The Rendell break-up: Is there a dog custody war ahead?

The Rendells with Ginger (left) and Maggie in Judge Marjorie O. Rendell's office in Center City.

When the news arrived Monday that ex-Gov. Rendell and his wife Midge were splitting up after 40 years of marriage many animal lovers in Pennsylvania had one thought:

What happens to Maggie and Ginger?

As readers of the Inquirer and this blog know, Maggie and Ginger are the Rendells' beloved Golden Retrievers, seen often by the governor's side during his eight years in office.

The dogs are central to both their lives. While the two say they have parted amicably and there has been no mention of divorce, living apart means they will have to make a difficult decision about their pets. (We put in an email request with Gov. Rendell for an answer but we have not yet received a response.)

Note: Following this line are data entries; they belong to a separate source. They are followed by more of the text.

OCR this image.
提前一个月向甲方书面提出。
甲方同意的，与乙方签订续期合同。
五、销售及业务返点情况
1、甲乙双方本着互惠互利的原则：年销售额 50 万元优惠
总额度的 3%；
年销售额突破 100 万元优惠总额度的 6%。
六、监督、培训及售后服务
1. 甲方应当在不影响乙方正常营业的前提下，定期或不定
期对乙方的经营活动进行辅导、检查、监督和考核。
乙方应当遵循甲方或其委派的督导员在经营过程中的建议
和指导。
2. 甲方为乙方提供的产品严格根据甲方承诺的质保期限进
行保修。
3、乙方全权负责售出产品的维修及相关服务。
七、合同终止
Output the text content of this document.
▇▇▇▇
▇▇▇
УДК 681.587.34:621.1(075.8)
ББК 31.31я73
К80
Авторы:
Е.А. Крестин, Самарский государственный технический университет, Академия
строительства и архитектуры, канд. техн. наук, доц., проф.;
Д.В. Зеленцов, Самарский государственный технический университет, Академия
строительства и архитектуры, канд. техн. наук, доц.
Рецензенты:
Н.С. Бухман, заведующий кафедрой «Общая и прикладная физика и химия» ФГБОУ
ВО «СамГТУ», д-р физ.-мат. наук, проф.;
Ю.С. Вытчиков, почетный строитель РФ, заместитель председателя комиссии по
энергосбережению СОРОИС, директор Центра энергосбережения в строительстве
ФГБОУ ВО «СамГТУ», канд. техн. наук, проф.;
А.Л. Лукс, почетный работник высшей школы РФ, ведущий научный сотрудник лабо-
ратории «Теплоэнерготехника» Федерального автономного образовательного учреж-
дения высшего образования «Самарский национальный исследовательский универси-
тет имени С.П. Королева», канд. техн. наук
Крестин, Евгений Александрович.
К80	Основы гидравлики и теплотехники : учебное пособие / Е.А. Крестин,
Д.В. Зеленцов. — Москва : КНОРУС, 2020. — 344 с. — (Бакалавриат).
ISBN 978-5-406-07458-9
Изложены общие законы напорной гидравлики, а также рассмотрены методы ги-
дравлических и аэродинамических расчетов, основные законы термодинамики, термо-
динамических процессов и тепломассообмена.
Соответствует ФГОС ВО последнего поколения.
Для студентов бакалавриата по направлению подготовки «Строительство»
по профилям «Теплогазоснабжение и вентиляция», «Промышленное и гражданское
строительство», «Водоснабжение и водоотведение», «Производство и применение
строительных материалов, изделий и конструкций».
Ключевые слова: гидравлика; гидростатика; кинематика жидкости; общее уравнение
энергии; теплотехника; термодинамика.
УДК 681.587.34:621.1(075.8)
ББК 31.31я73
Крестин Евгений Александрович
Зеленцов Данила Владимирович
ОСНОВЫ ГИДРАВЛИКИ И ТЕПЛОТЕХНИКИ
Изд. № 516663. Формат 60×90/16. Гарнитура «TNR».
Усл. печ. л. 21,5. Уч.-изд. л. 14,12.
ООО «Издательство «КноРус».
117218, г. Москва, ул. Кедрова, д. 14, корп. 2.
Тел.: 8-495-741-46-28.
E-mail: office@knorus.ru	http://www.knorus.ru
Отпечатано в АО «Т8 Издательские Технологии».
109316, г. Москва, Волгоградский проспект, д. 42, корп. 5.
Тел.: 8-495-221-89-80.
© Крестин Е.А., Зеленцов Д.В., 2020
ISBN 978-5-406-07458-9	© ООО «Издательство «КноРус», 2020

Maggie and Ginger (referred to by Rendell as "the girls") were fixtures in Harrisburg, appearing at bill signings and rallies. They rode in chauffeured sedans used by the governor and his wife. At the mansion the governor was famous for slipping them treats under the table at formal dinners. During his weight loss campaign last year Rendell told me he divvied up leftovers with the dogs. On a Friday before a weekend at the beach last summer, he made sure staff packing car for weekend remembered their toys.

Rendell often shared anecdotes about their activities with the press corps: how they stole Christmas gingerbread decorations and lounged with him by the mansion "pool" (otherwise known as a plastic baby pool) on summer days.

The couple's decision in 2007 to adopt Maggie, a rescued puppy mill breeder dog, to keep Ginger company after the loss of their senior Golden Mandy was front page news.

The Rendell's will hardly be the first couple parting ways to face a pet custody issue. As pets occupy a more central place in American families, the issue of who gets custody when a couple splits up looms large in more and more divorce and separation cases.

Courts and legislatures in a number of states, including New Jersey, are shifting toward granting more rights to the pet for its unique status “between a human and an object.”

Not Pennsylvania.

Here the Superior Court ruled in 2002 that pets are property and a custody contract involving a pet would be like establishing a "visitation schedule for a table or lamp."

Fortunately, many couples work out pet custody amicably, said Mindey Elgart, a Bucks County attorney who specializes in divorce mediation. "They are more willing to work out an agreement with a pet then with money," she said.

Would that human relationships withstood the elements like that of a dog and their person. In 1869 a Missouri attorney (and later U.S. Senator) named George G. Vest, made an impassioned closing argument in a case in which damages were sought in the killing of a dog named Old Drum:

"Gentlemen of the jury, a man’s dog stands by him, in prosperity and poverty, in health and sickness. He will sleep on the cold ground, where the wintry wind blows and the snow drives fiercely if only he may be near his master’s side. He will kiss the hand that has no food to offer; he will lick the wounds and sores that come in encounter with the roughness of the world. He guards the sleep of his pauper master as if he were a prince.


When all other friends desert, he remains. When riches take wing and reputation falls to pieces, he is as constant in his love as the sun in its journey through the heavens.


If fortune drives his master forth an outcast in the world, friendless and homeless, the faithful dog asks no higher privilege than that of accompanying him to guard against danger, to fight his enemies, and when the last scene of all comes and death takes the master in its embrace and his body is laid away, there by his graveside will the noble dog be found, his head between his paws, his eyes sad but open in alert watchfulness, faithful and true even unto death."